We study the multivariate deconvolution problem of recovering the distribution of a signal from independent and identically distributed observations additively contaminated with random errors having known distribution. For errors with ordinary smooth distribution, we recast the multidimensional problem as a one-dimensional problem leveraging the equivalence between the ${\mathit{L}}^1$-Wasserstein and the max-sliced ${\mathit{L}}^1$-Wasserstein metrics and derive an inversion inequality relating the ${\mathit{L}}^1$-Wasserstein distance between two distributions of the signal to the ${\mathit{L}}^1$-distance between the corresponding mixture densities of the observations. This smoothing inequality outperforms existing inversion inequalities. We apply it to derive ${\mathit{L}}^1$-Wasserstein rates of convergence for the distribution of the signal. As an application to the Bayesian framework, we consider ${\mathit{L}}^1$-Wasserstein deconvolution with the Laplace noise in dimension one using a Dirichlet process mixture of normal densities as a prior measure for the mixing distribution. We construct an adaptive approximation of the sampling density by convolving the Laplace density with a well-chosen mixture of Gaussian densities and show that the posterior measure contracts at a nearly minimax-optimal rate, up to a log-factor, in the ${\mathit{L}}^1$-distance.
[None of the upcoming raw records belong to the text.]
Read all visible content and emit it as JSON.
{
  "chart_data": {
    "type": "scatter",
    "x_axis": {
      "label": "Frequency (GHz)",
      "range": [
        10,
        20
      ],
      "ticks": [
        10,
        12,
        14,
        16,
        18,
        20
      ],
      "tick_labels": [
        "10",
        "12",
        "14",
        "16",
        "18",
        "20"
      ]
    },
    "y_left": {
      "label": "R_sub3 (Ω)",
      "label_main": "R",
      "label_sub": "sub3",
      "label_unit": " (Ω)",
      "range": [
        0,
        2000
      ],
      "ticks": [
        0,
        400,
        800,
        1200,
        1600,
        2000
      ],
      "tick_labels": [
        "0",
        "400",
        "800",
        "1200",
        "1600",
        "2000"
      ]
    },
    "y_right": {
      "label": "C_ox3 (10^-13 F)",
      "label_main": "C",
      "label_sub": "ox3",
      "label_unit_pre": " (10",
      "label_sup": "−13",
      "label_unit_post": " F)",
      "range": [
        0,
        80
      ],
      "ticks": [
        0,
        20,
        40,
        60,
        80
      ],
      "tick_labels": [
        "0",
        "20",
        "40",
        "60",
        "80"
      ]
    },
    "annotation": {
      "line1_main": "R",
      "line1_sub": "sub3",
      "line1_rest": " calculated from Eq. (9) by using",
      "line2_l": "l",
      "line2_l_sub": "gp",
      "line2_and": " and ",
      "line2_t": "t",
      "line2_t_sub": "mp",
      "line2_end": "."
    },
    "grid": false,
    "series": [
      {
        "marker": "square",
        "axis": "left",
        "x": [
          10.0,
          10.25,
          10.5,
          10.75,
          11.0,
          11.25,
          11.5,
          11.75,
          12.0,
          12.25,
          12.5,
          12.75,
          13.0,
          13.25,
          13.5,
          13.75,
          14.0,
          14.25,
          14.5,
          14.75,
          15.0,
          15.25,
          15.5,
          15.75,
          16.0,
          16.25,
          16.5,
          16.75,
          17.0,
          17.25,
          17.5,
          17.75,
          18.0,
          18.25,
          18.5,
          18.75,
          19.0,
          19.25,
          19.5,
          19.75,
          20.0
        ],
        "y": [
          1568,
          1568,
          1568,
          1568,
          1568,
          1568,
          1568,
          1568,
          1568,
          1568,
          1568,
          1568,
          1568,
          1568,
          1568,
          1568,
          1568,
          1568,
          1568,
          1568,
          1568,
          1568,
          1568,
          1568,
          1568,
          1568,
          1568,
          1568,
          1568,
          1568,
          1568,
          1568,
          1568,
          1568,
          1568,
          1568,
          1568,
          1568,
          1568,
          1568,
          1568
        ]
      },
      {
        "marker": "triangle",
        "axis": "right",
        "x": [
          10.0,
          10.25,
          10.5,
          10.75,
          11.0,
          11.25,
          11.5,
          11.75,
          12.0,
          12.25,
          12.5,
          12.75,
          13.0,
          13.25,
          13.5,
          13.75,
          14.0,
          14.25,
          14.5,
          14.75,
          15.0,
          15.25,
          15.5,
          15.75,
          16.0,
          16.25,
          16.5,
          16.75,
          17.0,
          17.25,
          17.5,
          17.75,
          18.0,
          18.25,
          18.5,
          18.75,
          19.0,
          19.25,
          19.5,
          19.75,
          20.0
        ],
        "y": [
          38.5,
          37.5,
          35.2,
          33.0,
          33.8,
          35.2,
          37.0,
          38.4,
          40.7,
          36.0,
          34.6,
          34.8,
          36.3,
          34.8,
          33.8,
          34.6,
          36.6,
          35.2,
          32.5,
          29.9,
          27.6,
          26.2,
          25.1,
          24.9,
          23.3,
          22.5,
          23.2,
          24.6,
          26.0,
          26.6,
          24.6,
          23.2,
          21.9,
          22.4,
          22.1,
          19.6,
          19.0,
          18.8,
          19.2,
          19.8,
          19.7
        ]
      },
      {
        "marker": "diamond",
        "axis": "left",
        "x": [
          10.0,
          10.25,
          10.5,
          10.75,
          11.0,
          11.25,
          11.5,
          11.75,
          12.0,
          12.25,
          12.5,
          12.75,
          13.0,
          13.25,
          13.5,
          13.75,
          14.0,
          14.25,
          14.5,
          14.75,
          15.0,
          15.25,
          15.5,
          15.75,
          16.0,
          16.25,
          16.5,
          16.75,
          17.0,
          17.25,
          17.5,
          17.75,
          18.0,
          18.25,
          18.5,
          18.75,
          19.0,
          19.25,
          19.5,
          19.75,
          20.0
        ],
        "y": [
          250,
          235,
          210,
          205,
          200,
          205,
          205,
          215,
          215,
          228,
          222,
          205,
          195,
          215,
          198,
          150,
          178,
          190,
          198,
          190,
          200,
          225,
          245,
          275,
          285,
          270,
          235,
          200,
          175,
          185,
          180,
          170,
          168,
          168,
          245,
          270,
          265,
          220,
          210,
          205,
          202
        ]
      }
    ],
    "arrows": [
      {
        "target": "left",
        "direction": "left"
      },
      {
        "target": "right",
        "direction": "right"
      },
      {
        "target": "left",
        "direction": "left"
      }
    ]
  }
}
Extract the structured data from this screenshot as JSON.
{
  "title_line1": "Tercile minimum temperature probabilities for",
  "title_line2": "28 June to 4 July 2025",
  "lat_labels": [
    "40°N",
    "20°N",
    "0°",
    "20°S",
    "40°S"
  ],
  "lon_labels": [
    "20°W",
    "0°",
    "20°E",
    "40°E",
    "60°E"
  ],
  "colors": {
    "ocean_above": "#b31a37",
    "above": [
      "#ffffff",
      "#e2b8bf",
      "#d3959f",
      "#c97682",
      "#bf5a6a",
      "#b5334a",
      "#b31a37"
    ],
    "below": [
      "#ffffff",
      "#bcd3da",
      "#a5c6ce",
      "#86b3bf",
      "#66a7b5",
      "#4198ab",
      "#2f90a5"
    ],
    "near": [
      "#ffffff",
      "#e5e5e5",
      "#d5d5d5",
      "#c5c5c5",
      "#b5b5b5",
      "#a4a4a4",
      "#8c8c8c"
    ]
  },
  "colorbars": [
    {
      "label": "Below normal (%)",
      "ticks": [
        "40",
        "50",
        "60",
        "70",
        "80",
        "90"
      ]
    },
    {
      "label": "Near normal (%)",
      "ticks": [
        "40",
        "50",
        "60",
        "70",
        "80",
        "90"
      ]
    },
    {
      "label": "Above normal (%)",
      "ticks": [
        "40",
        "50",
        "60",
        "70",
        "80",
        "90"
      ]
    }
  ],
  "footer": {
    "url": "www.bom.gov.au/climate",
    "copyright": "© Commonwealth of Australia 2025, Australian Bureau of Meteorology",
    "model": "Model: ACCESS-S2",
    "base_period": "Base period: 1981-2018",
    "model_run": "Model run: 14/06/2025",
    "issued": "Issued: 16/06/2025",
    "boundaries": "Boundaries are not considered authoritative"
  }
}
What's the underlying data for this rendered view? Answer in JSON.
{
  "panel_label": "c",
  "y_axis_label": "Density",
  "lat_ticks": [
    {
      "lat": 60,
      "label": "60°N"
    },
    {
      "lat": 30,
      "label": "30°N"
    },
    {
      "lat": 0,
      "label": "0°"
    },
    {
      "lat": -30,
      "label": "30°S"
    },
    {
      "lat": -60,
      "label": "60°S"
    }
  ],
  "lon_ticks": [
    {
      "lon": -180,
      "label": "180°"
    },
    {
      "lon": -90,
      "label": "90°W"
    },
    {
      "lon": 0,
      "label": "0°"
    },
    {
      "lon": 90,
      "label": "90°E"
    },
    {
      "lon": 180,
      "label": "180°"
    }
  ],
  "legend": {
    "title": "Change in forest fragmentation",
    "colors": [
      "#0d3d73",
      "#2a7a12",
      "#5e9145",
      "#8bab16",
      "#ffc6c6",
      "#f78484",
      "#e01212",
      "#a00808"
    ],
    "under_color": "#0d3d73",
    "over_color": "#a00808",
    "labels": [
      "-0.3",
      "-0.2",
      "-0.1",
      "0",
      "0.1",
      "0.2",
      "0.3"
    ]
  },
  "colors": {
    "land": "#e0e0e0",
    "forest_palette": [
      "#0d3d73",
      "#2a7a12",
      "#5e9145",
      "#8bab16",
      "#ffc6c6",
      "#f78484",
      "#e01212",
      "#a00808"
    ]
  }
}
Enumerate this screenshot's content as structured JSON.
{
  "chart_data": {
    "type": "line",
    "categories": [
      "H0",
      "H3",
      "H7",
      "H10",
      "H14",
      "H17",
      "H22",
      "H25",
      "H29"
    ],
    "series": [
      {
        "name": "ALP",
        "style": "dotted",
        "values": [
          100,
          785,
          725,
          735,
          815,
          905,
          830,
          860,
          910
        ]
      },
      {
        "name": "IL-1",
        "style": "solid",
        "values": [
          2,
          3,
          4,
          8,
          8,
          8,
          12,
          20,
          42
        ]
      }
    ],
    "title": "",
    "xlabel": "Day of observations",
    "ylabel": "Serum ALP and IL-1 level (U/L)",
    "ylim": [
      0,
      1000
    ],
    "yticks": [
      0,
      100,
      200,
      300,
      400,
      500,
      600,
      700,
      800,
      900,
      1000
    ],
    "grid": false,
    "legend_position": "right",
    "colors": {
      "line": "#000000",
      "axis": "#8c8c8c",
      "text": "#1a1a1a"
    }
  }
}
The rate automatically adapts to the unknown Sobolev regularity of the mixing density, thus leading to a new Bayesian adaptive estimation procedure over the full scale of regularity levels. We illustrate the utility of the inversion inequality also in a frequentist setting by showing that a minimum distance estimator attains the minimax convergence rates for ${\mathit{L}}^1$-Wasserstein deconvolution in any dimension $\mathit{d}\ge 1$, lower bounds being derived here.